The remarkable aspect of the recent French presidential election was how uncannily it shared similarities with the American presidential election of November 2004.
Nicolas Sarkozy, France’s newly elected president, won an impressive victory in a country that is now as sharply divided between the left and the right as the U.S. was divided in 2004.
Not unlike George Bush in 2004, Sarkozy was opposed in France’s mainstream media by the left-leaning Parisian literati and the intellectual class. And as the New York literati—the self-possessed intellectuals seemingly owning all the virtues they can imagine for display in the New York Times or the New Yorker magazine—rooted for John Kerry in 2004, the Parisian intellectuals cheered for the Socialist candidate, Segolene Royal.
Sarkozy is the French Fifth Republic’s sixth elected president. The Fifth Republic was founded in 1958 with Charles de Gaulle as its first president as a result of the Fourth Republic’s wreckage brought about by the Algerian crisis.
Sarkozy’s election is also a generational change in French politics. The generational divide in contemporary France is marked by the war it fought and lost to retain Algeria as an integral part of the republic. Algeria became independent in July 1962.
Sarkozy (born in January 1955) was a child when de Gaulle founded the Fifth Republic, and he was barely a teenager when the student rebellion seized Paris in May 1968. France and Europe’s New Left politics of 1968 coincided with the anti-Vietnam War protests and Civil Rights movement in the United States.
Student activists of that era are today’s political leaders, mostly of the liberal-left persuasion, on both sides of the Atlantic. But Sarkozy’s election represents a majority in France turning away to some extent from the sort of ideology—a mish-mash of socialism, Third World solidarity, anti-American, pro-Arab and anti-Israeli—that shaped the politics of the youthful rebels of 1968.
Jacques Chirac, the retiring president of France, was nominally conservative as a leader of the Gaullist right.
But Chirac’s career as the mayor of Paris and then president represented the cynical manipulation of 1968’s sentiments in the cause of the ever-elusive France’s glory as the embodiment of a great civilization, even as he embraced Saddam Hussein while opposing the United States in the UN.
France is a society stalemated by its intellectual class whose pretensions outstrip its capacity to play the role on the world’s stage that crashed with Napoleon Bonaparte. It cannot acknowledge that when France came close more than once to be devoured by the totalitarian powers of the right and the left the country of Moliere and Voltaire was saved by American interventions.
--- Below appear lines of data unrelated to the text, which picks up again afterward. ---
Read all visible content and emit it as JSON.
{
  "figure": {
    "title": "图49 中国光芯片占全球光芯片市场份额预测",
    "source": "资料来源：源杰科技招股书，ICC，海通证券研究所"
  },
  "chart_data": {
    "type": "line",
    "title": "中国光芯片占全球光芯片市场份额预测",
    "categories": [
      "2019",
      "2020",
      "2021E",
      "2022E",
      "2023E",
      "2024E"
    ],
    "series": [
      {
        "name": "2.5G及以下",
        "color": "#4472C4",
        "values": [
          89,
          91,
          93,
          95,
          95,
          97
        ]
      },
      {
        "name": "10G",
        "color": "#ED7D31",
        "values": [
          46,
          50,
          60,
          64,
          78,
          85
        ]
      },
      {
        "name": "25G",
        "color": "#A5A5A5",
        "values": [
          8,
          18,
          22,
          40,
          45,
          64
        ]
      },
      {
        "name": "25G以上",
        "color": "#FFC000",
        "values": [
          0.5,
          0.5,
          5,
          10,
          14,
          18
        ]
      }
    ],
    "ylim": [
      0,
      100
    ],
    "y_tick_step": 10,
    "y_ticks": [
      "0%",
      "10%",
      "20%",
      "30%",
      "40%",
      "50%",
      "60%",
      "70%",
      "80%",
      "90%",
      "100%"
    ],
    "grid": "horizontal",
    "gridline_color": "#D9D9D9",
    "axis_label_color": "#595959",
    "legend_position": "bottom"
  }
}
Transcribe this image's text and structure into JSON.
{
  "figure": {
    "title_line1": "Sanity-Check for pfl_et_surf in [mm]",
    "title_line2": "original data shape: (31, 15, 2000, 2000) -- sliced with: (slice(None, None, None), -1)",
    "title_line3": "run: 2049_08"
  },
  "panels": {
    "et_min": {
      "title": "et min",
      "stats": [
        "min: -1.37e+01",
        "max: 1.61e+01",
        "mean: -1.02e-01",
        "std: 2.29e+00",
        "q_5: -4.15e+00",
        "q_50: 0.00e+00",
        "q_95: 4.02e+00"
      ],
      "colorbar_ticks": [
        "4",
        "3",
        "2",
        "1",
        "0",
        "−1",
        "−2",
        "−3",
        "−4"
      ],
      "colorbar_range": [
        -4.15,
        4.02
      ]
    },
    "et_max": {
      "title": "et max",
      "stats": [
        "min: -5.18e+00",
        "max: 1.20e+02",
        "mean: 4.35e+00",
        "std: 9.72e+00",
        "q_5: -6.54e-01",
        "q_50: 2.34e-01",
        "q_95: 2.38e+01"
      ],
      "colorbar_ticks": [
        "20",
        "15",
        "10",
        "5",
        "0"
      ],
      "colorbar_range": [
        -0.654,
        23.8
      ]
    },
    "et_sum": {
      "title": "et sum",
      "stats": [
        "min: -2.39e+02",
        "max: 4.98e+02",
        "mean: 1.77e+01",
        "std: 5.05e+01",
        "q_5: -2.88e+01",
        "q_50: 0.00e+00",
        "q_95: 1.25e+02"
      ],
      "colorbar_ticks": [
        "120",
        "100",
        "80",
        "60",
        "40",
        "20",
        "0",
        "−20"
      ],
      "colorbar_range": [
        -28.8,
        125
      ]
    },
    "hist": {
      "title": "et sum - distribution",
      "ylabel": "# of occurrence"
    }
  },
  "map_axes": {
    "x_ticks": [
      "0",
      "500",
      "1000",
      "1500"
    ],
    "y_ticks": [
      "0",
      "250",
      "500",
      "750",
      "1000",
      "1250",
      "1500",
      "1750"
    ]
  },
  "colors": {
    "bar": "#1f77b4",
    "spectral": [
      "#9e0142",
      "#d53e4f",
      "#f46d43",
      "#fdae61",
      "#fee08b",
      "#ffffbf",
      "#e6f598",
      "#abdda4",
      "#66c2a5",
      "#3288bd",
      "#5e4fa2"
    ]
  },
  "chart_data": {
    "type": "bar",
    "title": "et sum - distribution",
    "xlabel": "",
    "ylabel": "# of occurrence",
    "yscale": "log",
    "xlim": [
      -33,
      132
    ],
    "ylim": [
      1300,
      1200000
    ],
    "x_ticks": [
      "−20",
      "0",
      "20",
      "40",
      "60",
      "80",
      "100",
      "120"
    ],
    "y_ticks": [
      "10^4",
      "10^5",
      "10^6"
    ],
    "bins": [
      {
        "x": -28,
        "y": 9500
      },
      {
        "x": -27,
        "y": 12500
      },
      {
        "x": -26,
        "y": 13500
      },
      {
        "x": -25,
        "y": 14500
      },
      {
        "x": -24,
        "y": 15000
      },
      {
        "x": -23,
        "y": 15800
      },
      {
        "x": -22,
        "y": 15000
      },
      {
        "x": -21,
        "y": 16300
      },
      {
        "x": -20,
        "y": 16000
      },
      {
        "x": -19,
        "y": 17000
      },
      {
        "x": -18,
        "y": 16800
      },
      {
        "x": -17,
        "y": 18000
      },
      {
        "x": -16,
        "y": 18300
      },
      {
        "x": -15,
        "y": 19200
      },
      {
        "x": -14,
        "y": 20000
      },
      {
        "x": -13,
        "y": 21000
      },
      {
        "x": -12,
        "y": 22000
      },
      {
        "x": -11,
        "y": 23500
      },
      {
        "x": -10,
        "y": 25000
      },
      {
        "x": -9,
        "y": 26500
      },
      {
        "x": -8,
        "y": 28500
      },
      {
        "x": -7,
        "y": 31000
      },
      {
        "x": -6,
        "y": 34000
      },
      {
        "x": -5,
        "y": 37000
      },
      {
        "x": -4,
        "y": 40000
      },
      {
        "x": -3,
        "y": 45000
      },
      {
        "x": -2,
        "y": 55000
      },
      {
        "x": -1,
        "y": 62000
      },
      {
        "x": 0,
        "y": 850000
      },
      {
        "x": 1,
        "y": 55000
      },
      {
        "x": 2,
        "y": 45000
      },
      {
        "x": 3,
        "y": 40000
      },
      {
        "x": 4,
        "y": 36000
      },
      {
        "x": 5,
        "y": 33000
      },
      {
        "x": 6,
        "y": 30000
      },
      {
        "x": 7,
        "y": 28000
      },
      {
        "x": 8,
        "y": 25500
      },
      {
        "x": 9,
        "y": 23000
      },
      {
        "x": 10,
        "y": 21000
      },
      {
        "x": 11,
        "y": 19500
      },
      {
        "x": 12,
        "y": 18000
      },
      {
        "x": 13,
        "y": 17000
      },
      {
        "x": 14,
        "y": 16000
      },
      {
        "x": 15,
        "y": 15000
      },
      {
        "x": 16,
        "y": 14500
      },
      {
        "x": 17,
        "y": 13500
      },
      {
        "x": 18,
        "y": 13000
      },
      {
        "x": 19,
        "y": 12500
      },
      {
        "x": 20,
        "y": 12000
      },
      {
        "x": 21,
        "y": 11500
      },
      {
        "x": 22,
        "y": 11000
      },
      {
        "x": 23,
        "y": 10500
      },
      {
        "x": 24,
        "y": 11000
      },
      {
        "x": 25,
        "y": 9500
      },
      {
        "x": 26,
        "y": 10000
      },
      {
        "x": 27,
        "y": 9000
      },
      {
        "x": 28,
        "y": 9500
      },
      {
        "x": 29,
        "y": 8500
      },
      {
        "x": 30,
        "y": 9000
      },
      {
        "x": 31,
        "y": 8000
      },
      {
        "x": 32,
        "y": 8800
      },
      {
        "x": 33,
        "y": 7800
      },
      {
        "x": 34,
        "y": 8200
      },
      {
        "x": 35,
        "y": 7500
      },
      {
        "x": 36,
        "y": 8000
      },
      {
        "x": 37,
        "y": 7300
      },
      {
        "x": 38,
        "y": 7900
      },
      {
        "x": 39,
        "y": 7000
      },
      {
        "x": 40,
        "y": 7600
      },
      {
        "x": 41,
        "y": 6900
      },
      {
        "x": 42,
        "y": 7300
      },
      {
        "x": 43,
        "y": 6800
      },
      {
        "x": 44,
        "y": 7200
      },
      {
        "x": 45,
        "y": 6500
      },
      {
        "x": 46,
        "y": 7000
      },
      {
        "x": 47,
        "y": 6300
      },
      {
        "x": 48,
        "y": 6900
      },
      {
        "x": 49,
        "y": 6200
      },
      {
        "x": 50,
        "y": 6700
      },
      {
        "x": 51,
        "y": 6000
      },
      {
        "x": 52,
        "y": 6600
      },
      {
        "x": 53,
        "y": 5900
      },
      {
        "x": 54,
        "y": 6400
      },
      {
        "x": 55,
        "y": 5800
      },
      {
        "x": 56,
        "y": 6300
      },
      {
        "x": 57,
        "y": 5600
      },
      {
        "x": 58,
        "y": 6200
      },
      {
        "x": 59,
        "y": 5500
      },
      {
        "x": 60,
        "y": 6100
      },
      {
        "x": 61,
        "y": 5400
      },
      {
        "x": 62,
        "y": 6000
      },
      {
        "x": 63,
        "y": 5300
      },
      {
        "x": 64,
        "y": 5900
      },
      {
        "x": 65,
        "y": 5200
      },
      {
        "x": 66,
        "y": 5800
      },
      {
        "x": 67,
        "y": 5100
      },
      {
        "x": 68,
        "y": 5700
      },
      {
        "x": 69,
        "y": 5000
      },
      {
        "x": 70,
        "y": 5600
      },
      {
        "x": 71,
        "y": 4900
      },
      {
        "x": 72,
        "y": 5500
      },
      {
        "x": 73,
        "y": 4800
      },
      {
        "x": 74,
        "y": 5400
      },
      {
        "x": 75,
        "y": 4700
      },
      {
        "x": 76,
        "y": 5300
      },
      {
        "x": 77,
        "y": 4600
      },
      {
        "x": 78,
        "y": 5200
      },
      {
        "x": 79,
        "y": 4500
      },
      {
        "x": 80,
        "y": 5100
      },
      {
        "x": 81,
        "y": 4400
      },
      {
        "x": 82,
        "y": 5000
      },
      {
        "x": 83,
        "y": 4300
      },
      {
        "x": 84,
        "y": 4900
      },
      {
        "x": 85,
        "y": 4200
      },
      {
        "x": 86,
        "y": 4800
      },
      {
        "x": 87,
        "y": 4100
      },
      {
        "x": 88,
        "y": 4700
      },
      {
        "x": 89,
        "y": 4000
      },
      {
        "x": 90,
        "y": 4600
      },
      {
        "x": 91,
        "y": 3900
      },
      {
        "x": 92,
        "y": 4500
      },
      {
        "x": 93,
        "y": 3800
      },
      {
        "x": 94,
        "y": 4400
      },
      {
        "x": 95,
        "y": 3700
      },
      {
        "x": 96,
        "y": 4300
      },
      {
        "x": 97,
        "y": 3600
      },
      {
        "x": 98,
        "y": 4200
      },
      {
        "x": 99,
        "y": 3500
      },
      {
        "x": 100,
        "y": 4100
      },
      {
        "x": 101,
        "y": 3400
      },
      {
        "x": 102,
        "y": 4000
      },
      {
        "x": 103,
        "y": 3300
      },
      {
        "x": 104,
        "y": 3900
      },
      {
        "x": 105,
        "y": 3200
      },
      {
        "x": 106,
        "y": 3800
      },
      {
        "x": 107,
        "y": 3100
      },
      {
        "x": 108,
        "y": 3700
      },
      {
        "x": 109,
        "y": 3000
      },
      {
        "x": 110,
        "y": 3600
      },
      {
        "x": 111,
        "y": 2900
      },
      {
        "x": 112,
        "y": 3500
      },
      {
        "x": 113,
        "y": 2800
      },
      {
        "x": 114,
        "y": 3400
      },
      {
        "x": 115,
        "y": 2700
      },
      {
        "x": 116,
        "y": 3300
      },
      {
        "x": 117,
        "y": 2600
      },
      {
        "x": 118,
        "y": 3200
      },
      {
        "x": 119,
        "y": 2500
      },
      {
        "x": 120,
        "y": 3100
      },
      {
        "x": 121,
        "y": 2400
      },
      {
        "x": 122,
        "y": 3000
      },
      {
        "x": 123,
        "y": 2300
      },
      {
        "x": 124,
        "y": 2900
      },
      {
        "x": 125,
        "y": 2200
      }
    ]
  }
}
The French economy glistens in a state of denial. France suffers from a high rate of unemployment, a near-permanent underclass of immigrant children seeking work, high taxes driving away the more enterprising citizens into exile (nearly 500,000 young French people reside in England), patronizing arms of the French state protecting its favourite public sector workers from the effects of global competition, and social unrest that has exploded in suburban violence in recent years.
Sarkozy might find that winning the presidential election was less demanding than turning France around to meet the realities of global economic competition joined by such players as China and India.
But Sarkozy is young, energetic and driven by a dose of realism, shared by a majority of French voters, and he might give France a taste of glory without indulging in the cynicism of its moribund intellectual elite.